The district governor is also a member of the staff selection committee. During the same period, Mtatsminda district administration had announced competitions on 118 vacancies, of which 57 failed at the interview stage. Each of the failed competitions allowed the governor to personally appoint an acting official to the position.

The governor of Mtatsminda avoided meeting with us, despite our numerous requests to meet and hear his side of the story.
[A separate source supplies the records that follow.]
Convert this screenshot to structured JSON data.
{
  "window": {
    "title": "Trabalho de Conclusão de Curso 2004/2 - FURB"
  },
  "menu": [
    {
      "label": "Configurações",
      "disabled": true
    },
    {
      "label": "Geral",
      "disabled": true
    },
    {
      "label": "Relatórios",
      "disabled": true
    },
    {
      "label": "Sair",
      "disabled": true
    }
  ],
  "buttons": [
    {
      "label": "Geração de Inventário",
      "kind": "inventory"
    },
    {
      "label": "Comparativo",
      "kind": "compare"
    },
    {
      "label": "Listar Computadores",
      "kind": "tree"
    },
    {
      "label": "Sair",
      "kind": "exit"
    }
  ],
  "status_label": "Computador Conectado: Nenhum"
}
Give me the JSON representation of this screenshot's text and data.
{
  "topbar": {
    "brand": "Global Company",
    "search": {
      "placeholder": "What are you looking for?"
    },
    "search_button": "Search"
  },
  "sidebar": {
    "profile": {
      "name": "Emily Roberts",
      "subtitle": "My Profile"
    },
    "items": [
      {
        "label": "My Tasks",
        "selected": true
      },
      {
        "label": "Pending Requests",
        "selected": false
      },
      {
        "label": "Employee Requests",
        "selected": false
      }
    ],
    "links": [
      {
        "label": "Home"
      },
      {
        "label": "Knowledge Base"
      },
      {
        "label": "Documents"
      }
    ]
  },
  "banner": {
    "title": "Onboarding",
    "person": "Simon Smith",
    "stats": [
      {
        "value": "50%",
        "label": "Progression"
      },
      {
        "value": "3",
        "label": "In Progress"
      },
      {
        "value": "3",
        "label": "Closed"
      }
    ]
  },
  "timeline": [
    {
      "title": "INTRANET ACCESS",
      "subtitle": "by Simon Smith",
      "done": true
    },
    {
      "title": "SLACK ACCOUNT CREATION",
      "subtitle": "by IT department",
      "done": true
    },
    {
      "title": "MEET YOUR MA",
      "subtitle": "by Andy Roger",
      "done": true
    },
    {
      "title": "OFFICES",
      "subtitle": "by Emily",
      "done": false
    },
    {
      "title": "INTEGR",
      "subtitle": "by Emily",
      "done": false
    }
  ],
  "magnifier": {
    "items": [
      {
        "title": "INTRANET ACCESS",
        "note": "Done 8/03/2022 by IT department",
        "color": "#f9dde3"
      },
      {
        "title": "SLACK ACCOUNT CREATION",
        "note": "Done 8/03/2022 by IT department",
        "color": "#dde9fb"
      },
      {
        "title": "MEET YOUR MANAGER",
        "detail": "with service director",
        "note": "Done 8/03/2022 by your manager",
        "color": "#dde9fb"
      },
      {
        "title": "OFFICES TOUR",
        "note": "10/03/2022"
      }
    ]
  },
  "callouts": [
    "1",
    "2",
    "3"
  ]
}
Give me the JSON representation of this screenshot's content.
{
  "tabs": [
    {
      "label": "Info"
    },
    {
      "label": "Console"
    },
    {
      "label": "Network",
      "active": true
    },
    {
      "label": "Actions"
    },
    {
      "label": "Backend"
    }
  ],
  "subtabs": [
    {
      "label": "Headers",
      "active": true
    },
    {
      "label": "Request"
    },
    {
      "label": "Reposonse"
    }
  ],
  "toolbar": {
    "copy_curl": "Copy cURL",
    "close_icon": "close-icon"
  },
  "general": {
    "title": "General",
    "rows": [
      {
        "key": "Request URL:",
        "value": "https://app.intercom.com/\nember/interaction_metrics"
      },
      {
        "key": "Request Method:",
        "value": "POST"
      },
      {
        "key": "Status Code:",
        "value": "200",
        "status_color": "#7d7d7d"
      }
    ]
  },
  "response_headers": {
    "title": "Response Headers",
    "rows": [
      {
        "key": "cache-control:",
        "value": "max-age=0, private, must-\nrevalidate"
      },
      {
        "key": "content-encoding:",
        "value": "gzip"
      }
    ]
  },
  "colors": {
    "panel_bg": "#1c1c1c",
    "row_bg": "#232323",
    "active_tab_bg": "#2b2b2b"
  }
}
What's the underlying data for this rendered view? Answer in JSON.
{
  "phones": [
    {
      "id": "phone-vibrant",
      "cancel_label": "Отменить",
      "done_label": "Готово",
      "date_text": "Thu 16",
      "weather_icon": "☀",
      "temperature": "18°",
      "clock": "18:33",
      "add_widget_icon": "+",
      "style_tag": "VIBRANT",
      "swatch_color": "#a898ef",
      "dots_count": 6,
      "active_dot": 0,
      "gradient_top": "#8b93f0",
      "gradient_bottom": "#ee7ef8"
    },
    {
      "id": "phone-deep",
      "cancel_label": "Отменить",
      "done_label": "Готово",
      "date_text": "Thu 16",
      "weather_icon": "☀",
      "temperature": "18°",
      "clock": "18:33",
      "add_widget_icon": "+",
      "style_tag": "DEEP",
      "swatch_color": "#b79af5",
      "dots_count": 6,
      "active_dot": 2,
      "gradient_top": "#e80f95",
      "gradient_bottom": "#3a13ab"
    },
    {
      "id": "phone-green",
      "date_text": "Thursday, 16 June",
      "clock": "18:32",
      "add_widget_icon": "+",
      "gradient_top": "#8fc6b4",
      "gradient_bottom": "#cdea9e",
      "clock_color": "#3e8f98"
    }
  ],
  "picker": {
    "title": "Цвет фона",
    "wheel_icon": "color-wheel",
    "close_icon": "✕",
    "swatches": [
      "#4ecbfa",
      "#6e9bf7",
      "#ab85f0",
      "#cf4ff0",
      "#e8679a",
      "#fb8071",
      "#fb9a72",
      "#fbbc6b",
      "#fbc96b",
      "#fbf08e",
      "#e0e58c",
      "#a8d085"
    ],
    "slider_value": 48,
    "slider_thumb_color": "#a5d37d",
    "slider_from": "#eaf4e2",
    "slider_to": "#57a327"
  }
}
Mtatsminda district administration is not an exception. Systemic problems of public service in Georgia have been repeatedly pointed out by the legislative government. For example, according to the March 24, 2016 decision of the Appeals Court on the case of I.K against Tbilisi City Hall, “... the public service is riddled with serious problems that are caused by the misunderstanding of the nature and objectives of public service, disregard of standards of the rule of law, perception of public service as a means to achieving one’s personal and party goals and employing party workers or activists, complete disrespect of human rights and freedoms, misapprehension of personal responsibility by public servants, and low professional qualifications, which, ultimately, hinders the establishment of a legal state. All this leads to hopelessness of public servants (and not only), reduces their work motivation, creates a feeling that each political change in the country will endanger their employment, which results in public servants directing all of their efforts towards keeping their job instead of effectively fulfilling their responsibilities. Considering these circumstances, in most cases, public servants are unprincipled and are not inclined to work towards qualified implementation of their official duties.”

Serious problems with the staffing policy have been identified in many other public agencies. Since 2012, TI Georgia assisted 58 public servants in restoring their labor rights through court. There are reasonable grounds to suspect that the kind of malpractice identified in Mtatsminda district administration is present in other public agencies as well.

We call on Tbilisi City Hall to look into the staffing policy of Mtastminda district governor and respond to violations in accordance with the law, in order to safeguard the principles of neutrality, impartiality and legality of public service.

[1] An acting official may be appointed to the vacant position specified in Article 2 of the Law of Georgia on the Conflict of Interests and Corruption in Public Service, which is to be filled through a competition, for no more than one year.